Some weeks ago, my husband and I were walking to church when we observed a peculiar scene: a man in a white Mercedes paused at a stop sign, blaring his horn and yelling at a couple in the car in front. Unwilling to let this man's impatience disrupt Sunday worshipers, my husband approached the man in the car and demanded he hush. Of course, the curmudgeon turned his ire on us, telling us precisely whose business we could mind. But he did stop honking.
Something worked.
It's easy to imagine a similar scene occuring in an episode of Curb Your Enthusiasm, of which its tenth season debuted last week. Everyone's favorite misanthrope, Larry David, certainly would have likely been a bit more invective than my husband in scolding the stop sign offender, but such incidents make for good—if slightly awkward—television.
But with a more critical watch, "Curb" is good for more than just a laugh. It unmasks something crucial in our society: Our desperate need for accountability.
A recurring scene in "Curb" involves LD confronting a person for something selfish—someone cutting in line at a buffet or taking up two parking spaces. He's become famous for giving voice to what viewers are thinking. Often, bystanders in the show come to LD's defense, affirming the reprimand of the selfish citizen.
There are some superficial similarities between the way that Larry David operates and the soft, overly-sensitive culture that has sprung up these days as a result of leftist relativism. You might even call Larry a sort of "social justice warrior," though one with a very particular definition of both "social" and "justice."
But there are crucial differences at play.
David is a staunch defender of near-universally accepted norms of etiquette that affect people on a day-to-day basis. The principles he invokes are not about controversial and divisive political ideals, but rather, he usually confronts someone because their selfishness has inconvenienced others in a practical way. His call-outs aren't empty posturing about social politics or a signal to his friends of his self-awareness. He just doesn't like thoughtlessness, and none of us should.
He just doesn't like thoughtlessness, and none of us should.
Unlike the knights of social justice raging on Twitter today, Larry David's confrontations are nearly always in-person, too, which is better for the simple reason that face-to-face scoldings are less likely to happen. The transactions costs are far lower in shooting off a sarcastic tweet than in confronting a real person in the street. So, then, they're much more likely to happen only when they're warranted—not at slight and unforeseeable offenses.
It seems that while the angry and political get caught up in the outrage mob, we've forgotten all about the most basic niceties that come with being human. We have lost an important respect of the social infrastructure we erected in order to co-exist in the first place. It's worn down our own understandings of what is necessary to live together in community.
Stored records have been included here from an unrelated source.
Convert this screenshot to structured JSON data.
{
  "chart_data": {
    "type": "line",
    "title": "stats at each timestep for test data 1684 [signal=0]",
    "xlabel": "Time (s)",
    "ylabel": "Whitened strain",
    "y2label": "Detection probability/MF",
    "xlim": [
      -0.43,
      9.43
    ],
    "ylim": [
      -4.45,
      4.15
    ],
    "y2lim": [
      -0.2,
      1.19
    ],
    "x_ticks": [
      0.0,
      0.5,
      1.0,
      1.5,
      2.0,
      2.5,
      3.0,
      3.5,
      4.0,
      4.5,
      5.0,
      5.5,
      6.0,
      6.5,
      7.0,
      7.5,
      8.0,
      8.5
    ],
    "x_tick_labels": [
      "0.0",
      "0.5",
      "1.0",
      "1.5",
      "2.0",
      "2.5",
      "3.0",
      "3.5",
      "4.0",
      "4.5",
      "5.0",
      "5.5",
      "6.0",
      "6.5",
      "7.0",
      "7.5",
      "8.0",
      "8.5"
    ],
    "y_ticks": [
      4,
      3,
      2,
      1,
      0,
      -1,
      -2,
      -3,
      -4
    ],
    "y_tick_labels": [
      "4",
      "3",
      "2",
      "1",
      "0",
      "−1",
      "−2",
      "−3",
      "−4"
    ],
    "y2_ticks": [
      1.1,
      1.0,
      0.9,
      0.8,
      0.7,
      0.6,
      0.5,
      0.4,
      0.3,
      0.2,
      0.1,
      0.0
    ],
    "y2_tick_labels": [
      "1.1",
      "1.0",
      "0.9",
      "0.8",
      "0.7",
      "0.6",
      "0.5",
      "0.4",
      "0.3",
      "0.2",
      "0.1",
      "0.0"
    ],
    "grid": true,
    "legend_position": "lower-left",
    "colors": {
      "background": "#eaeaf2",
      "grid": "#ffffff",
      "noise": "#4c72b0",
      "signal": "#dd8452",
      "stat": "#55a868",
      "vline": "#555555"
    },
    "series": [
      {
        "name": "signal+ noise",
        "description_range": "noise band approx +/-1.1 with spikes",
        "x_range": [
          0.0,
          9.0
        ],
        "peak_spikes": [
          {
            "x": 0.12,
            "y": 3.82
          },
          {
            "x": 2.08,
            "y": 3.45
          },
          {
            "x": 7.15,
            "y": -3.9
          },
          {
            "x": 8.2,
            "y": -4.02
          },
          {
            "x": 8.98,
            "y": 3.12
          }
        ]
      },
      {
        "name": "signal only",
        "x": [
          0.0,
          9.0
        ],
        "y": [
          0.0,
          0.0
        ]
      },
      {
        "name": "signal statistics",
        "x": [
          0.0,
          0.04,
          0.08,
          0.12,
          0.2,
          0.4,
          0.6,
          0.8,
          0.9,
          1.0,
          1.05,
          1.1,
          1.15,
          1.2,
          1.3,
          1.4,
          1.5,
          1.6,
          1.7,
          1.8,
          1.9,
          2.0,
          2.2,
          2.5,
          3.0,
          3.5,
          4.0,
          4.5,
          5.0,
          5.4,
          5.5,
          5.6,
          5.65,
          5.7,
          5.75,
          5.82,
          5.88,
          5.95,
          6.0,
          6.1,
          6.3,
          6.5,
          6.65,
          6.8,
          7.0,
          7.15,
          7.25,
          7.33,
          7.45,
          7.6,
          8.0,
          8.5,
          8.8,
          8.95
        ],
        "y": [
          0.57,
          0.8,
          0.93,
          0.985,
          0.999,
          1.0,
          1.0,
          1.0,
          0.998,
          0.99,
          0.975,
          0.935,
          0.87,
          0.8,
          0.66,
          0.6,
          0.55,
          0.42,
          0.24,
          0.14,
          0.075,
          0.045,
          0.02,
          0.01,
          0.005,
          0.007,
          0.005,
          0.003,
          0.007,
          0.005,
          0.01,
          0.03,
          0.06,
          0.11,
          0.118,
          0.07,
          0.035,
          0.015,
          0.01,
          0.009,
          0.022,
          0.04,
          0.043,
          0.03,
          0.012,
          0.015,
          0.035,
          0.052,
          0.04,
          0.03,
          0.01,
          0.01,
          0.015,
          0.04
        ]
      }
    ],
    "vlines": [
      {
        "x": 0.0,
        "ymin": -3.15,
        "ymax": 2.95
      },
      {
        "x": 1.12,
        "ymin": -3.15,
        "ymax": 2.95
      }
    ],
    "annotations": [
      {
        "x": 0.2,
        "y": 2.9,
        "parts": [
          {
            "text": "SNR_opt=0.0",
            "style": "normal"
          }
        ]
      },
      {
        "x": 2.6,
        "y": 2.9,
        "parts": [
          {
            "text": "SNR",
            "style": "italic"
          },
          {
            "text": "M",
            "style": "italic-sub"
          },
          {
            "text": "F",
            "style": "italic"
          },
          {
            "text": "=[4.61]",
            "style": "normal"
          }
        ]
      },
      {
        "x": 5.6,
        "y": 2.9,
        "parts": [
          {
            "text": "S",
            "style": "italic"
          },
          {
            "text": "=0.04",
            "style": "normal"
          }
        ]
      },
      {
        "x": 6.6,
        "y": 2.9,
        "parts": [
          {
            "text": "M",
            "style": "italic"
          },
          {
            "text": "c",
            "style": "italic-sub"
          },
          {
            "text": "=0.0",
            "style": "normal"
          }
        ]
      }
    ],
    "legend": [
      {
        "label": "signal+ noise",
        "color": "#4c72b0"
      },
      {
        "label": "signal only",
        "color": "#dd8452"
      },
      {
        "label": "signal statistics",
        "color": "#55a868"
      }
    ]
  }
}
The result is a much more fraught society that makes living together unnecessarily difficult. It's not surprising that, as a people, we are rather divided.
We're forever trying to rid ourselves of the concept of "norms," but cultures throughout time and place have had them for a reason. Of course, the mere existence of norms has never been enough to stop people from breaking them. When we do shrug them off, we do so for bad yet widely-accepted reasons. We break them to make a political statement, such as women forgoing bras in the name of social and gender equality. We break them because our selfish impulses overpower our desire to maintain conscientiousness behavior. (We're rude to a cashier because we're having a bad day or we fail to hold the door open for the woman behind us at the cafe because we're too busy thinking about work.) And, ultimately, we do these things because we know that selfishness is the way of our world—and we'll encounter no objection.
But we need objections from real people, because we ought to be taken to task when we're actively squashing the community we so desperately need.
That kind of accountability doesn't need to come from our formal institutions. Yes, our federal, state, and local governments were established to limit the negative consequences of people's selfishness. Our formal institutions protect us from, and deter, thieves who might want to rob us and companies who might want to defraud us.
Larry David, though neurotic and obsessive compulsive, is on to something.
Yet formal institutions alone are insufficient for a fully flourishing society, because they only address the most egregious examples of human selfishness. Informal institutions and norms, then, ought to take care of the rest. And that's the way we want it keep it, lest we bring upon ourselves something akin to China's horrifying Social Credit system. An acerbic Larry David-type is infinitely preferable.
We are individuals, but we're more than that. We're people who need other people, and when we shirk our duty to customs, norms, and basic human kindness, we're insisting we don't. Though if we're to find community once more, we need to take each other to task—not for microaggressions, but, rather, for forgetting we're not islands. Community is equal parts building up when deserved and tearing down when needed.
Larry David, though neurotic and obsessive compulsive, is on to something. Instead of just chuckling at his ridiculous antics, perhaps we should all be taking notes instead.